El 10 de setiembre de 2025,
en un evento llamado “The American Comeback Tour” (“Gira por el Regreso de
Estados Unidos”) en la Utah Valley University, un estudiante le preguntó a
Charlie Kirk:
--“¿Sabes cuántos tiroteos en masa ha habido en los últimos diez
años?”
--“¿Contando la violencia de pandillas?” respondió Kirk, irónico.
Kirk era un arengador profesional de la derecha, reconocido por el presidente Trump por haberlo ayudado a ganar
las elecciones. Tiempo atrás,
había afirmado que algunos muertos por violencia de armas (40.000 anuales) eran un precio razonable para mantener la sagrada Segunda Enmienda. Según la Asociación del Rifle, que dio vuelta la
interpretación de la Suprema Corte,
esta enmienda protege el derecho de los individuos
a portar rifles AR-15. La letra impresa de 1791 no habla de
individuos sino de “milicias
bien reguladas”. Por armas se refería a unos mosquetes que no mataban un conejo a
cien metros. Por “the people” ni soñando se refería a negros, mulatos,
indios o mestizos.
Antes que pudiese articular una respuesta completa, Kirk recibió un poderoso disparo en la garganta
desde un edificio ubicado a 140
metros.

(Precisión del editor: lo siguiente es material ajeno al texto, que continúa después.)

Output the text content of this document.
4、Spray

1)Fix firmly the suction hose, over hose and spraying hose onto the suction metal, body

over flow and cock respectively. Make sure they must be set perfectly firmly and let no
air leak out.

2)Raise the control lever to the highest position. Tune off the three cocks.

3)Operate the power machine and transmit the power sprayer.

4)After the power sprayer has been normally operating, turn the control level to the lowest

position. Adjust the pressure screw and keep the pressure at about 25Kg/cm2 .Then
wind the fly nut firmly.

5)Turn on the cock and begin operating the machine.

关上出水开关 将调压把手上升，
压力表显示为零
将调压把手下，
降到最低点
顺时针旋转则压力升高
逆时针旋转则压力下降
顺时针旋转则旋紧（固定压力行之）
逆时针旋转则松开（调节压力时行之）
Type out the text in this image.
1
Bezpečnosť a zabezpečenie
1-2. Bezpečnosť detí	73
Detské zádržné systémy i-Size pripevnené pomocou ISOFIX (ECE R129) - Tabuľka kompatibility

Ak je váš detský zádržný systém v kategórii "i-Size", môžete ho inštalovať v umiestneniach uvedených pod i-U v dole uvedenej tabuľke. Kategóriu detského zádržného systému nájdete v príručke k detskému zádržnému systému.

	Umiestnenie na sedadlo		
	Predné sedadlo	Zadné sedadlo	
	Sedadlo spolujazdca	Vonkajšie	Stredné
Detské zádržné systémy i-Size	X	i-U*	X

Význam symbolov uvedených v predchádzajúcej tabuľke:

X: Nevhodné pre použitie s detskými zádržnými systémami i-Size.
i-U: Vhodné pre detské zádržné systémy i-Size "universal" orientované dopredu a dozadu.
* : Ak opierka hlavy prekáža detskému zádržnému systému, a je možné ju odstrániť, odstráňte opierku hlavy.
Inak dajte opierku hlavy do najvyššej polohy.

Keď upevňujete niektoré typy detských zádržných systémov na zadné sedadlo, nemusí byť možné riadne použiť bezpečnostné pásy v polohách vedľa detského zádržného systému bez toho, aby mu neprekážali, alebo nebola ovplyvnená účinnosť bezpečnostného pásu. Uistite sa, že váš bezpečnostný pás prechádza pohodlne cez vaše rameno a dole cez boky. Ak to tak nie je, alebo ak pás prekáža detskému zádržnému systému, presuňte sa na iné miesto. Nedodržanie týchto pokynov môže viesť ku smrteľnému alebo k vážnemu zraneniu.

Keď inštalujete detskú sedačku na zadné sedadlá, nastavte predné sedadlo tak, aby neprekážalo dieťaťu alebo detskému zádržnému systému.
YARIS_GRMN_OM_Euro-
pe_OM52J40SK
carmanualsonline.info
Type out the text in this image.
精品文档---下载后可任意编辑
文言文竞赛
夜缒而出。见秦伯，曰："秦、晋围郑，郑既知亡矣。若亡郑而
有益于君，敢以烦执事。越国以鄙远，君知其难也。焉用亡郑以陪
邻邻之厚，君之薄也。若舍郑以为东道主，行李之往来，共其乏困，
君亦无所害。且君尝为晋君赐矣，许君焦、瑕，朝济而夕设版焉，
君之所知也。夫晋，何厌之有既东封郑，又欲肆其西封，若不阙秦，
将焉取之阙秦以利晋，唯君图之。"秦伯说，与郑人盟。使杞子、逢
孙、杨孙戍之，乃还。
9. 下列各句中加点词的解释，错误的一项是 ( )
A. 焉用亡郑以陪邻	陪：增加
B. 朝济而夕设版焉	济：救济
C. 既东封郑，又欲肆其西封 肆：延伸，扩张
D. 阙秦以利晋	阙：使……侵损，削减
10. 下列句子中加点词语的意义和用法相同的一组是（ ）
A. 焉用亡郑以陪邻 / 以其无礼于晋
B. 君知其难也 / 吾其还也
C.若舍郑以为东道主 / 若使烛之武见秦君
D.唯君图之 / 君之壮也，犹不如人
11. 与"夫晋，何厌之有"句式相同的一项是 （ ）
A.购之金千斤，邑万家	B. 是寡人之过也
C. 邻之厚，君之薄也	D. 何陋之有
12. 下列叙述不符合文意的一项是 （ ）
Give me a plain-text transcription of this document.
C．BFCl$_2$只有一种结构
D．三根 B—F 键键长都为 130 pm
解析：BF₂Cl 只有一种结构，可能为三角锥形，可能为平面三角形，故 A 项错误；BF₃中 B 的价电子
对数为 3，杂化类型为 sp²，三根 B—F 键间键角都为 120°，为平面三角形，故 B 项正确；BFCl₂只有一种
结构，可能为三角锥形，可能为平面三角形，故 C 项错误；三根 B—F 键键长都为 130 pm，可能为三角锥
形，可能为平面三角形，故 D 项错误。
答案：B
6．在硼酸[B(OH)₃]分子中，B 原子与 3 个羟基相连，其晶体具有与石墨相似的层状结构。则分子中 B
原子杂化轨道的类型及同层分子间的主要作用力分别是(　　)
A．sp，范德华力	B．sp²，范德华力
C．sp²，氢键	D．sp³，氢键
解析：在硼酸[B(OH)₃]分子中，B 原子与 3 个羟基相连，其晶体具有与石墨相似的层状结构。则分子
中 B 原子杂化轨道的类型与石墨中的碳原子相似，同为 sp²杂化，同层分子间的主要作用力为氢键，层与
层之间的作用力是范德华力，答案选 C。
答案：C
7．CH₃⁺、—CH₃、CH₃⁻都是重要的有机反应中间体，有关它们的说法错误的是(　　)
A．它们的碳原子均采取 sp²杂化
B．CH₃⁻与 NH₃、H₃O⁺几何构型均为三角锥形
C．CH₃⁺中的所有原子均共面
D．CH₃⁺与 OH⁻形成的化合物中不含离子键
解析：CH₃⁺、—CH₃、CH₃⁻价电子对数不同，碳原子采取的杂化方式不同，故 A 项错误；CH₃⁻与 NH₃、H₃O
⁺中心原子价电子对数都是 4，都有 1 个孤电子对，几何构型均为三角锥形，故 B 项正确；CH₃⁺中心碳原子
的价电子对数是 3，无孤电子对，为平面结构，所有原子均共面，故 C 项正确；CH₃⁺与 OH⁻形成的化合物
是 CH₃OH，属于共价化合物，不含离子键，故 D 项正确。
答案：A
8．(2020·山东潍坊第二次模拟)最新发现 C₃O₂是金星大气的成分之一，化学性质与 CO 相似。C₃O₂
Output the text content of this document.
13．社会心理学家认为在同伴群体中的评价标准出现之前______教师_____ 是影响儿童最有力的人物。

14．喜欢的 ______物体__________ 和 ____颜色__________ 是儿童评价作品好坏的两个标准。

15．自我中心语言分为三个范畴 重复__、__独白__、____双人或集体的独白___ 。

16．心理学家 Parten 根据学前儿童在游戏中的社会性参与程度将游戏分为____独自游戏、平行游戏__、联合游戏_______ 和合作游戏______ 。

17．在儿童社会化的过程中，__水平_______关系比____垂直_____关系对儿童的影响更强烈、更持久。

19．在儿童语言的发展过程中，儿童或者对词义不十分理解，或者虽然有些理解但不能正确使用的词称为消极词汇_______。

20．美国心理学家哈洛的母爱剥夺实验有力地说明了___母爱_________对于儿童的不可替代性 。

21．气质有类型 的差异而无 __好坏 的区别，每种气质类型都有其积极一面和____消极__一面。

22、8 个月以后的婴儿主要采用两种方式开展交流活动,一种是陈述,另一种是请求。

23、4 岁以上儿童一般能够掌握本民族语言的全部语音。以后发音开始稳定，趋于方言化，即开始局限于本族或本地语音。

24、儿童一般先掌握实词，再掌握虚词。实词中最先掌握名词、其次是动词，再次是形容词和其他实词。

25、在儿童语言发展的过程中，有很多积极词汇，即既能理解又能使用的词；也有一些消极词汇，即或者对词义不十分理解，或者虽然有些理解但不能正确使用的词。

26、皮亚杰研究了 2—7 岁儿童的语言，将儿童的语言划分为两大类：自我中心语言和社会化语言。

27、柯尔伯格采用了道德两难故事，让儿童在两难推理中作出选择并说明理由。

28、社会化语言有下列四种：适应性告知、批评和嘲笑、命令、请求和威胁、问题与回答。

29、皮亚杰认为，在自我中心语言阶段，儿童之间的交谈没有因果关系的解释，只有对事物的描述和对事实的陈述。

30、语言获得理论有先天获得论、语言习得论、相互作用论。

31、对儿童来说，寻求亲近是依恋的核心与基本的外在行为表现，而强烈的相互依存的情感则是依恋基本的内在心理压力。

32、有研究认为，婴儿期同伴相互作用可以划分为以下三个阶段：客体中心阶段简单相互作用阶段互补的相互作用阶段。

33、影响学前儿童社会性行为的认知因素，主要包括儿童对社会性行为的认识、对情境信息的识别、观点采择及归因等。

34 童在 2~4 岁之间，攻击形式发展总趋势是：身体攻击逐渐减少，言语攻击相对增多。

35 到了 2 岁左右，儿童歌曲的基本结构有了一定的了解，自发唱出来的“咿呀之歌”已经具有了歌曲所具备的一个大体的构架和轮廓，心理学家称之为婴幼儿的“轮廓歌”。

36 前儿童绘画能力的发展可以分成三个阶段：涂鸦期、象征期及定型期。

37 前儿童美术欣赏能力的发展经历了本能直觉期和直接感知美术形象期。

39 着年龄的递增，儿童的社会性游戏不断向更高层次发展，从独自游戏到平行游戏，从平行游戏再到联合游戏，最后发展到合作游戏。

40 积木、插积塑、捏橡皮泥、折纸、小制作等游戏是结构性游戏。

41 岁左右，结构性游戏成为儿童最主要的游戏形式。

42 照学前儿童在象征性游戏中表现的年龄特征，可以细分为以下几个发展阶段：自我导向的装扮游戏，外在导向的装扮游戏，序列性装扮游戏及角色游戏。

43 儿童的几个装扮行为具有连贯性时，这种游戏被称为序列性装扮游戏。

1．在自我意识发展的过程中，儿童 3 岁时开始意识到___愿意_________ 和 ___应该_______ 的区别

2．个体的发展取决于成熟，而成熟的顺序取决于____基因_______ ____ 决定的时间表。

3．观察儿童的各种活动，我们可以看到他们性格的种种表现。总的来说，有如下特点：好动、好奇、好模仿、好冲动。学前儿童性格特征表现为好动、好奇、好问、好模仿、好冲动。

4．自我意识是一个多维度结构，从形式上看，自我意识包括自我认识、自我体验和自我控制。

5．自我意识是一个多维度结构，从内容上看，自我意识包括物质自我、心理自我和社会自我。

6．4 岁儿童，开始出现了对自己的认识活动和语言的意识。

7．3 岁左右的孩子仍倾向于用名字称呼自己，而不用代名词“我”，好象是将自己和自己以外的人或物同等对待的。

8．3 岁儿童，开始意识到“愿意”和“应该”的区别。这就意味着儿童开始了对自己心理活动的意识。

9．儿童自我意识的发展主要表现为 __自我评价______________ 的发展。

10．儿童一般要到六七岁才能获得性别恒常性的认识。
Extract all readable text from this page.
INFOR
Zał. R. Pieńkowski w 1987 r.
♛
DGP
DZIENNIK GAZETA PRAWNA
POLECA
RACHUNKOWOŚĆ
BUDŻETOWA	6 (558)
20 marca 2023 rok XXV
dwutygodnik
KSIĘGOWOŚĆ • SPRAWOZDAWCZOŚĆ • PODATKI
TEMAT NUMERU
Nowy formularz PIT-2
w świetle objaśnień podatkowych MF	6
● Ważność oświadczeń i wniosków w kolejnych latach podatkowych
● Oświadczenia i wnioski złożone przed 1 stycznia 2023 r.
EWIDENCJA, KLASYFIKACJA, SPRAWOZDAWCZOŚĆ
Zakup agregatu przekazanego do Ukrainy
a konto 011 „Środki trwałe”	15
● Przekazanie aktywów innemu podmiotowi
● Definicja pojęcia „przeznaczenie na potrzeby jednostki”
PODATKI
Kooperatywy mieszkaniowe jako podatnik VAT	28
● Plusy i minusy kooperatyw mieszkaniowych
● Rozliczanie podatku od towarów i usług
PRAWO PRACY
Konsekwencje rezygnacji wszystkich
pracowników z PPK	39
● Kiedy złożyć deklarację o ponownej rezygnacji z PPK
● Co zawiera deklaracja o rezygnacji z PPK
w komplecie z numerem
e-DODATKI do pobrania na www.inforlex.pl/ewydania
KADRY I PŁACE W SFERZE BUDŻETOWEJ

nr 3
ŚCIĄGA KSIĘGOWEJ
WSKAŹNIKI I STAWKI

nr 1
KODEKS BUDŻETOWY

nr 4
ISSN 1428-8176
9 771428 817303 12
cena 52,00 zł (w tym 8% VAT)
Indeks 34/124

De paso, por casualidad o no,
sus enemigos de la misma derecha, como
Ben Shapiro y, tal vez Tel Aviv, se sacaron de encima a un traidor
que había cuestionado el 7 de octubre de
2023 --como lo hicimos nosotros en Página/12, el 8 de octubre.
Los medios y las redes sociales explotaron culpando a “la izquierda”, pese a que, solo en los últimos cincuenta años, las matanzas
de la derecha suman el 80 por ciento
de los muertos y los de la izquierda
apenas cinco por ciento.
Pero ¿a quién le importa la realidad, si el verbo creó el mundo? Desde Europa hasta el Cono Sur, quienes escucharon por primera vez el
nombre de Kirk organizaron emotivas ceremonias por el nuevo mártir de la “violencia de los zurdos” y no ahorraron elogios a su “profunda
influencia” que “marcó un camino”
para la gente de bien.
Dos días después, el gobernador del
estado mormón de Utah, Spencer Cox, dio a conocer la identidad del asesino. Casi llorando, reconoció que
“había rezado 33 horas para que el asesino fuese alguien de
afuera, de otro estado o de otro país”, pero Dios no lo
escuchó. Dos días más tarde volvió a los medios más aliviado: el asesino, aunque conservador, amante de
las armas, votante del presidente Donald
Trump, había sido influenciado por las “ideas
de izquierda” de su pareja, un joven
transexual.
Los religiosos capitalistas no creen en el pecado colectivo sino en el pecado
individual, pero siempre están buscando
un pecador dentro de un grupo ajeno para para criminalizar al grupo entero.
Cuando Cox reconoció:
“Durante 33 horas recé para que el asesino fuera alguien de otro
país... Lamentablemente, esa oración no fue escuchada”. No se le ocurrió pensar que
“nosotros, que lideramos las donaciones
en todo el país”, podíamos ser
criminales, pecadores. Si cerramos los ojos para decirle a Dios lo que debe
hacer, no podemos ser malos.
Ahora, ¿Cuál es la lógica (sino la ingeniería) social en todo
esto? Pongámoslo con una metáfora que atraviesa tres continentes y más de mil
años de historia: el ajedrez.
Como las matemáticas modernas, las ciencias fácticas y los mecanos, en el siglo IX los árabes introdujeron el ajedrez indio a Al-Andalus (hoy España). Europa lo adoptó y adaptó. El sistema feudal europeo concentraba todo el prestigio social en la tenencia de tierras y en el honor de las guerras. Como hoy, los nobles inventaban guerras en las cuales sus súbditos iban a morir en nombre de Dios, mientras ellos recogían el botín y el honor. Los peones, esa línea de piezas sin rostros y sin nombres, son los soldados modernos y, más recientemente, los civiles que sólo sirven de carne de cañón.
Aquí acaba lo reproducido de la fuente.